The actual SIS management in the 1970s consisted of C, the Deputy Chief and Directors of Production (D/P), Requirements (D/R), Personnel and Administration (D/PA), Support Services (D/SS) and Counter-Intelligence and Security. While obviously Machintosh’s DAS is equivalent to D/PA, no mention is made of equivalents to D/SS or D/CIS. Technical resources are written off as ‘rubbish’ in ‘To Hell With Justic’ on the grounds that Mackintosh’s cash-strapped SIS couldn’t afford good kit. And counter-intelligence and security are ambiguous; the Malta station by-passes CI by going to Burnside, suggesting that CI is not under Ops (as it is in the CIA). Also, Burnside’s conversation Mickey (LNU[]), Head of Security (correctly titled and called H/Sec in the real world SIS) does not sound like a conversation with an immediate junior — as compared with, say, the Duty Ops Officer.

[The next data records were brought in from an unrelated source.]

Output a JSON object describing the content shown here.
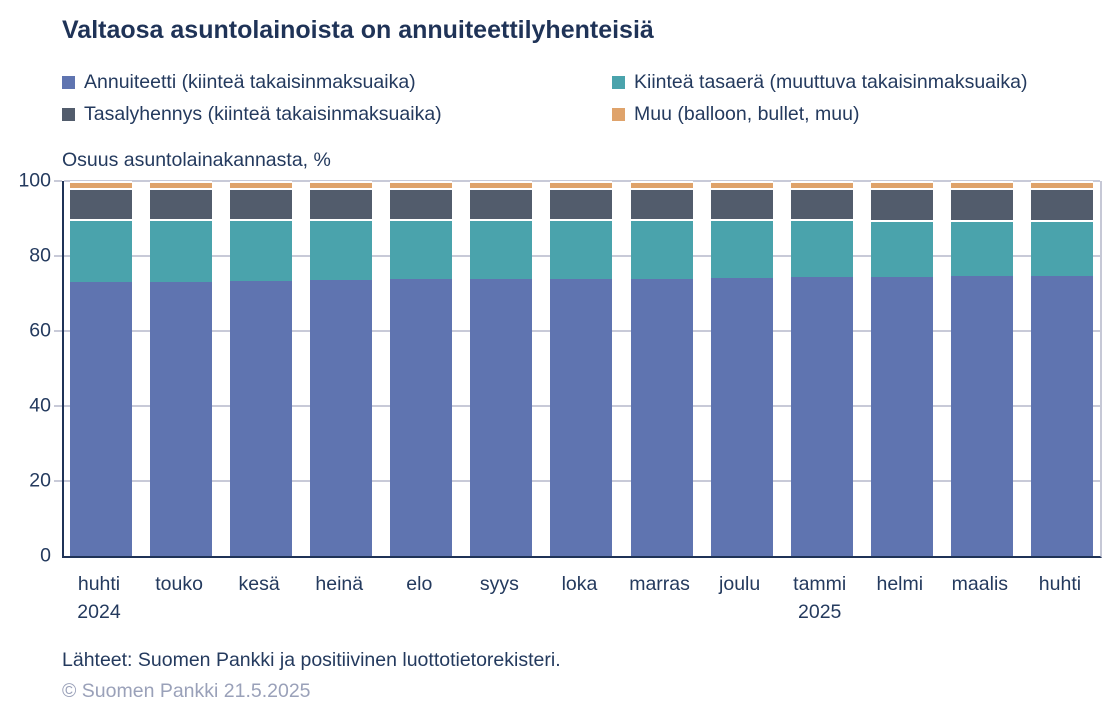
{
  "title": "Valtaosa asuntolainoista on annuiteettilyhenteisiä",
  "footer": {
    "sources": "Lähteet: Suomen Pankki ja positiivinen luottotietorekisteri.",
    "copyright": "© Suomen Pankki 21.5.2025"
  },
  "colors": {
    "title_text": "#1f3357",
    "body_text": "#243a5e",
    "axis_line": "#1f3357",
    "gridline": "#c8cad8",
    "copyright_text": "#9aa1b9",
    "annuiteetti": "#5f74b0",
    "kiintea_tasaera": "#4aa3ac",
    "tasalyhennys": "#525c6c",
    "muu": "#dfa36b"
  },
  "chart_data": {
    "type": "bar",
    "stacked": true,
    "title": "Valtaosa asuntolainoista on annuiteettilyhenteisiä",
    "ylabel": "Osuus asuntolainakannasta, %",
    "xlabel": "",
    "ylim": [
      0,
      100
    ],
    "yticks": [
      0,
      20,
      40,
      60,
      80,
      100
    ],
    "grid": true,
    "legend_position": "top",
    "categories": [
      "huhti",
      "touko",
      "kesä",
      "heinä",
      "elo",
      "syys",
      "loka",
      "marras",
      "joulu",
      "tammi",
      "helmi",
      "maalis",
      "huhti"
    ],
    "year_labels": [
      {
        "index": 0,
        "label": "2024"
      },
      {
        "index": 9,
        "label": "2025"
      }
    ],
    "series": [
      {
        "name": "Annuiteetti (kiinteä takaisinmaksuaika)",
        "color": "#5f74b0",
        "values": [
          73.0,
          73.2,
          73.3,
          73.6,
          73.8,
          73.8,
          73.9,
          74.0,
          74.2,
          74.3,
          74.5,
          74.6,
          74.7
        ]
      },
      {
        "name": "Kiinteä tasaerä (muuttuva takaisinmaksuaika)",
        "color": "#4aa3ac",
        "values": [
          16.9,
          16.7,
          16.6,
          16.3,
          16.1,
          16.1,
          16.0,
          15.9,
          15.6,
          15.5,
          15.2,
          15.1,
          15.0
        ]
      },
      {
        "name": "Tasalyhennys (kiinteä takaisinmaksuaika)",
        "color": "#525c6c",
        "values": [
          8.3,
          8.3,
          8.3,
          8.3,
          8.3,
          8.3,
          8.3,
          8.3,
          8.4,
          8.4,
          8.5,
          8.5,
          8.5
        ]
      },
      {
        "name": "Muu (balloon, bullet, muu)",
        "color": "#dfa36b",
        "values": [
          1.8,
          1.8,
          1.8,
          1.8,
          1.8,
          1.8,
          1.8,
          1.8,
          1.8,
          1.8,
          1.8,
          1.8,
          1.8
        ]
      }
    ]
  }
}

However, if Mackintosh was working to a CIA template, the massive and important Directorate of Science and Technology (DST) was omitted — perhaps not least because DST handles the CIA side of satellite imagery, and the UK has no satellites (we help pay for the American Keyhole and LaCrosse programmes and get to task the satellites in proportion with the UK contribution). Of course, the omitted directorates would never have featured particularly in any of the Sandbaggers stories and so Mackintosh would have had no need to work that side of his version of SIS out in detail (except, perhaps, in providing any backstory he needed to ensure consistency). The important issues in The Sandbaggers are to do with the relationships between operational necessity and political control, and between Operations Directorate and the Intelligence Directorate — and those are also the key relationships in the real SIS.